YouTube – Turning Its Back On The Little Guy?
By Anna Johnson on April 7th, 2009Remember this date: April 15, 2009. It may well be the last time YouTube is known as the place for anyone and their video. According to ClickZ, on April 16 YouTube will unveil a new website skin that separates – and favors – premium, professional, long-form video content over user-posted content.
By now it should be obvious that YouTube is positioning itself as something akin to an Internet television network.
I called it a ‘uber-network’ here (YouTube Becoming a Uber-TV Network, Lets Major Content Partners Sell Their Own Ads) and I think I was pretty much on the mark in that article.
According to ClickZ, YouTube will soon unveil a redesign that clearly separates its premium and long-form programming from the user-posted videos that account for most of its activity.
The new design will replace the current navigation scheme based on Videos, Channels, and Community with tabbed navigation divided into Movies, Music, Shows (all for professional content) and Videos (for, as Clickz, puts it, ‘amateur and semi-pro’ content).
Why is YouTube doing this? To make money of course. YouTube can’t make money off user-uploaded videos because advertisers won’t advertise on them. Advertisers will, however, flock to placing their ads on movies and television shows. In turn, various television networks are providing their content to YouTube in order to share the ad revenue.
This doesn’t necessarily mean that ‘amateur and semi-pro’ videos will be shunted aside, or that they can’t still achieve massive popularity on YouTube, but it does mean YouTube is de-emphasizing that content. So while these videos may still find their audiences (or their audiences may find them) it’s likely to become harder as YouTube parades its premium (income-earning) content.

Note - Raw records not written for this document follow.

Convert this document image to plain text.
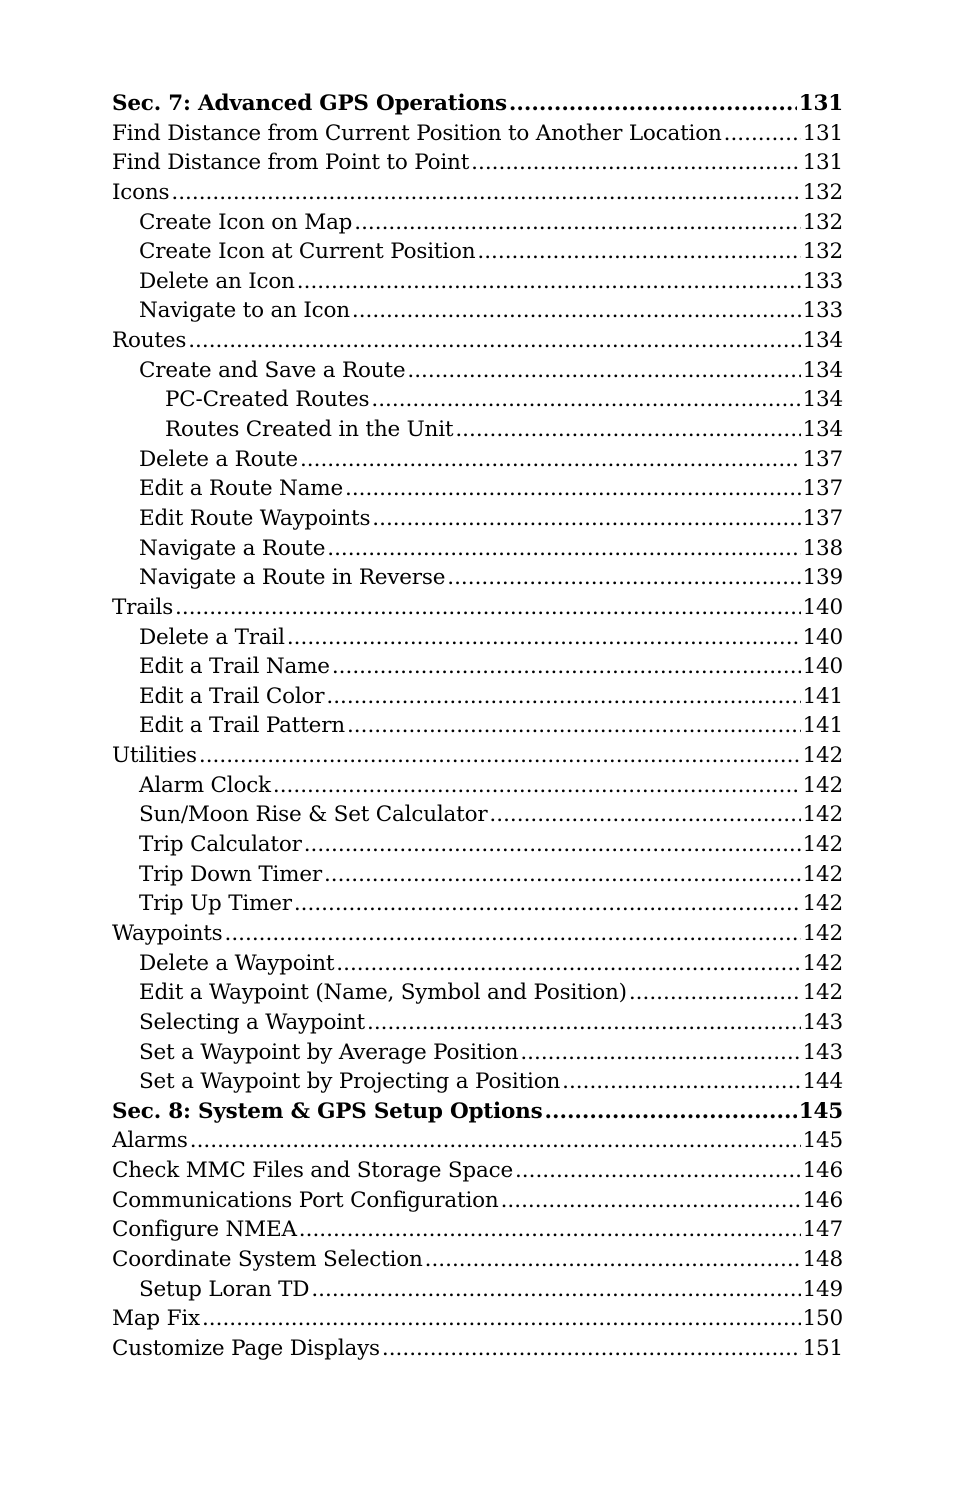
Sec. 7: Advanced GPS Operations .....	131
Find Distance from Current Position to Another Location .....	131
Find Distance from Point to Point .....	131
Icons .....	132
Create Icon on Map .....	132
Create Icon at Current Position .....	132
Delete an Icon .....	133
Navigate to an Icon .....	133
Routes .....	134
Create and Save a Route .....	134
PC-Created Routes .....	134
Routes Created in the Unit .....	134
Delete a Route .....	137
Edit a Route Name .....	137
Edit Route Waypoints .....	137
Navigate a Route .....	138
Navigate a Route in Reverse .....	139
Trails .....	140
Delete a Trail .....	140
Edit a Trail Name .....	140
Edit a Trail Color .....	141
Edit a Trail Pattern .....	141
Utilities .....	142
Alarm Clock .....	142
Sun/Moon Rise & Set Calculator .....	142
Trip Calculator .....	142
Trip Down Timer .....	142
Trip Up Timer .....	142
Waypoints .....	142
Delete a Waypoint .....	142
Edit a Waypoint (Name, Symbol and Position) .....	142
Selecting a Waypoint .....	143
Set a Waypoint by Average Position .....	143
Set a Waypoint by Projecting a Position .....	144
Sec. 8: System & GPS Setup Options .....	145
Alarms .....	145
Check MMC Files and Storage Space .....	146
Communications Port Configuration .....	146
Configure NMEA .....	147
Coordinate System Selection .....	148
Setup Loran TD .....	149
Map Fix .....	150
Customize Page Displays .....	151
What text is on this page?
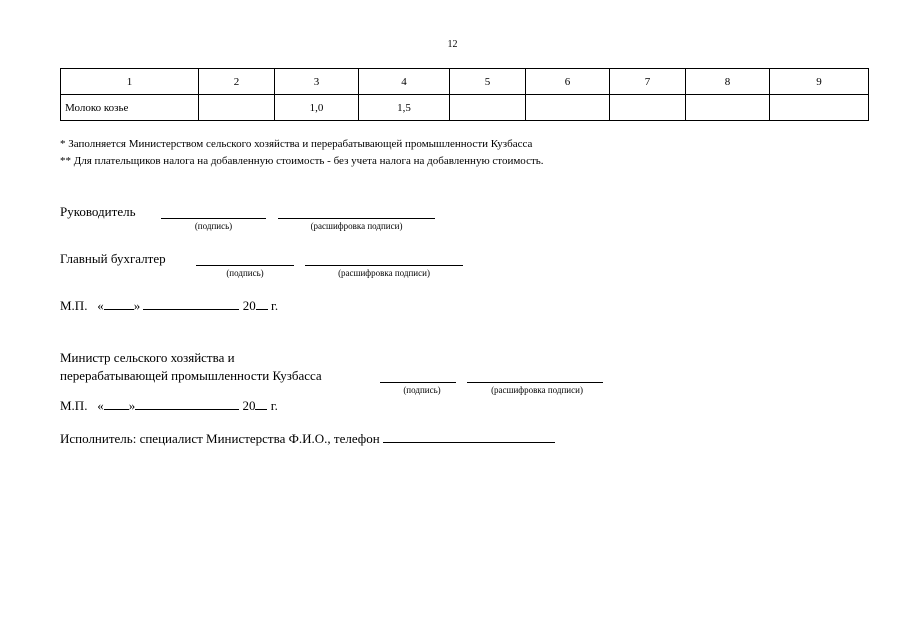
12
1	2	3	4	5	6	7	8	9
Молоко козье		1,0	1,5					
* Заполняется Министерством сельского хозяйства и перерабатывающей промышленности Кузбасса
** Для плательщиков налога на добавленную стоимость - без учета налога на добавленную стоимость.
Руководитель
(подпись)	(расшифровка подписи)
Главный бухгалтер
(подпись)	(расшифровка подписи)
М.П. « »	20 г.
Министр сельского хозяйства и
перерабатывающей промышленности Кузбасса
(подпись)	(расшифровка подписи)
М.П. « »	20 г.
Исполнитель: специалист Министерства Ф.И.О., телефон
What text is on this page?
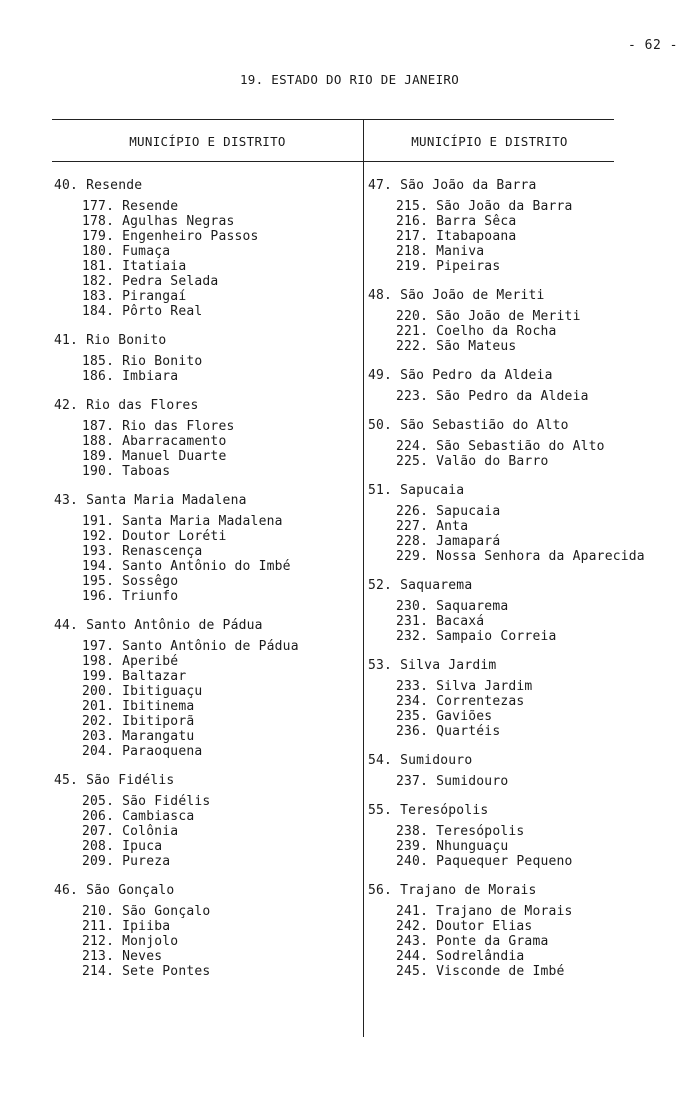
- 62 -
19. ESTADO DO RIO DE JANEIRO
MUNICÍPIO E DISTRITO	MUNICÍPIO E DISTRITO
40. Resende
177. Resende
178. Agulhas Negras
179. Engenheiro Passos
180. Fumaça
181. Itatiaia
182. Pedra Selada
183. Pirangaí
184. Pôrto Real
41. Rio Bonito
185. Rio Bonito
186. Imbiara
42. Rio das Flores
187. Rio das Flores
188. Abarracamento
189. Manuel Duarte
190. Taboas
43. Santa Maria Madalena
191. Santa Maria Madalena
192. Doutor Loréti
193. Renascença
194. Santo Antônio do Imbé
195. Sossêgo
196. Triunfo
44. Santo Antônio de Pádua
197. Santo Antônio de Pádua
198. Aperibé
199. Baltazar
200. Ibitiguaçu
201. Ibitinema
202. Ibitiporã
203. Marangatu
204. Paraoquena
45. São Fidélis
205. São Fidélis
206. Cambiasca
207. Colônia
208. Ipuca
209. Pureza
46. São Gonçalo
210. São Gonçalo
211. Ipiiba
212. Monjolo
213. Neves
214. Sete Pontes
47. São João da Barra
215. São João da Barra
216. Barra Sêca
217. Itabapoana
218. Maniva
219. Pipeiras
48. São João de Meriti
220. São João de Meriti
221. Coelho da Rocha
222. São Mateus
49. São Pedro da Aldeia
223. São Pedro da Aldeia
50. São Sebastião do Alto
224. São Sebastião do Alto
225. Valão do Barro
51. Sapucaia
226. Sapucaia
227. Anta
228. Jamapará
229. Nossa Senhora da Aparecida
52. Saquarema
230. Saquarema
231. Bacaxá
232. Sampaio Correia
53. Silva Jardim
233. Silva Jardim
234. Correntezas
235. Gaviões
236. Quartéis
54. Sumidouro
237. Sumidouro
55. Teresópolis
238. Teresópolis
239. Nhunguaçu
240. Paquequer Pequeno
56. Trajano de Morais
241. Trajano de Morais
242. Doutor Elias
243. Ponte da Grama
244. Sodrelândia
245. Visconde de Imbé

And remember, YouTube has, to date, been a cash-burner rather than a cash-earner. Now more than ever, it has to ramp up revenues. For better or worse, that means going where the money is: appealing to big brand advertisers.
Perhaps ‘turning its back on the little guy’ is too strong, but is it just a matter of time before the value of that ‘videos’ tab becomes so high (in terms of webpage real estate) that YouTube won’t replace it with something else and shunt the amateur and semi-pro videos further into the background?
Or will YouTube consider another revenue model for user-posted videos e.g. pay-per-view (‘we’ll host your video if you pay x cents each time someone watches it’)?
And will YouTube’s move into the premium space actually be an opportunity for competitors to move into the user-generated video space with a revenue model that works?